In Schedule VI, there is no reference to S. 205 and S. 350 or Schedule XIV to
the 1956 Act. The appellant referred to Note 3(iv) of Part II (Requirements as
to profit and loss account) of Schedule VI to the 1956 Act which reads as
under : “(iv) The amount provided for depreciation, renewals or diminution in
value of fixed assets. If such provision is not made by means of a depreciation
charge, the method adopted for making such provision. If no provision is made
for depreciation, the fact that no provision has been made shall be stated and
the quantum of arrears of depreciation computed in accordance with S. 205(2) of
the Act shall be disclosed by way of a note”. It was submitted that this made it
clear that Schedule VI to the 1956 Act does not create any obligation on a
company to provide for any depreciation much less provides for depreciation as
per Schedule XIV to the Act. It was also submitted by the appellant that it is a
long-standing accepted position by the Company Law Department that the rates of
depreciation prescribed in Schedule XIV are the minimum rates (See : Circular
No. 2 of 1989, dated Mach 7, 1989). Paragraph (3) of the said Circular reads as
under :

“(3) Can higher rates of depreciation be charged ?

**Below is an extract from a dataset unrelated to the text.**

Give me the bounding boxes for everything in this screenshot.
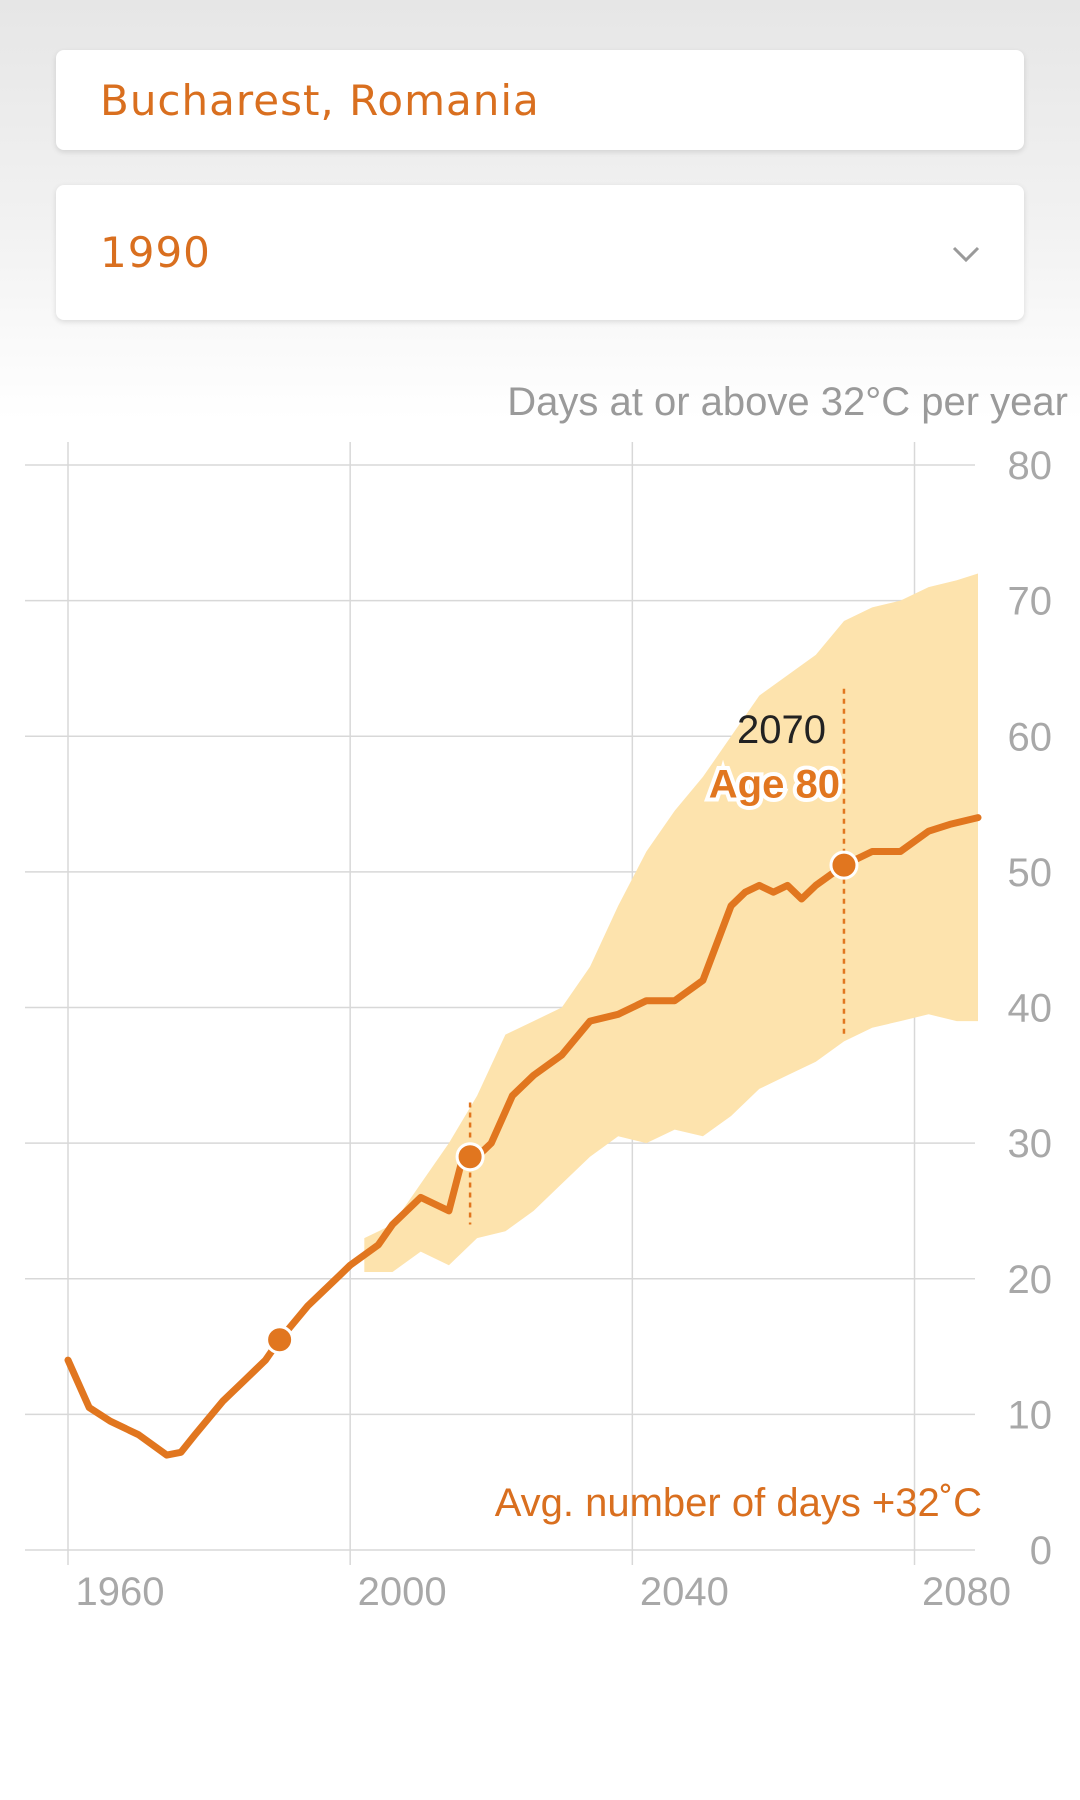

It is stated that Schedule XIV clearly states that a
company should disclose depreciation rates if they are different from the
principal rates specified in the Schedule. On this basis, it is suggested that
a company can charge depreciation at rates which are lower or higher than
those specified in Schedule XIV. It may be clarified that the rates as
contained in the Schedule XIV should be viewed as the minimum rates and,
therefore, a company shall not be permitted to charge depreciation at rates
lower than those specified in the Schedule in relation to assets purchased
after the date of applicability of the Schedule.”

 


Moreover, Note 5 of Schedule XIV contemplates that rate may
be different from the rates specified in the said Schedule. This note reads as :

“5. The following information should also be disclosed in
the accounts :

(i) depreciation methods used; and

(ii) depreciation rates or the useful lives of the
assets, if they are different from the principal rates specified in the
Schedule.”

 



It was submitted by the learned counsel on behalf of the
appellant that this case was squarely covered by a three-Judge Bench decision of
this Court in Apollo Tyres Ltd. v. CIT, (2002) 9 SCC 1. Referring to
Explanation (ha)(iv) to S. 115J, the Revenue submitted that before the High
Court, it was argued by counsel for the Revenue that S. 205 of the Companies
Act, 1956 has been legislatively incorporated into the Income-tax Act for the
purposes of S. 115J and since this is a legislation by incorporation, the said
provision of the Companies Act, 1956, has to be applied as indicated by that
provision in the Companies Act. It was also pointed out that in S. 205 of the
Companies Act, it has been provided that for the purposes of calculating
depreciation u/s.205(1), the same could be provided to the extent specified
u/s.350 of the Companies Act. A reference to S. 350 of the Companies Act would
show that the amount of depreciation to be deducted shall be the amount,
calculated with reference to the written-down value of the assets, as shown by
the books of the company at the end of the financial year expiring at the
commencement of the Act or immediately thereafter and at the end of each
subsequent financial year and the rates specified in Schedule XIV to the
Companies Act. Therefore, according to the Revenue, the calculation of
depreciation in terms of the Companies Act and Schedule XIV thereof becomes a
must, while assessing an assessee u/s.115J of the Income-tax Act.

The Supreme Court allowing the appeal of the appellant, held
that the controversy involved in this case was no longer res integra. Its
three-judge Bench in Apollo Types (supra) had clearly interpreted S. 115J
of the Act and there was no scope for any further discussion.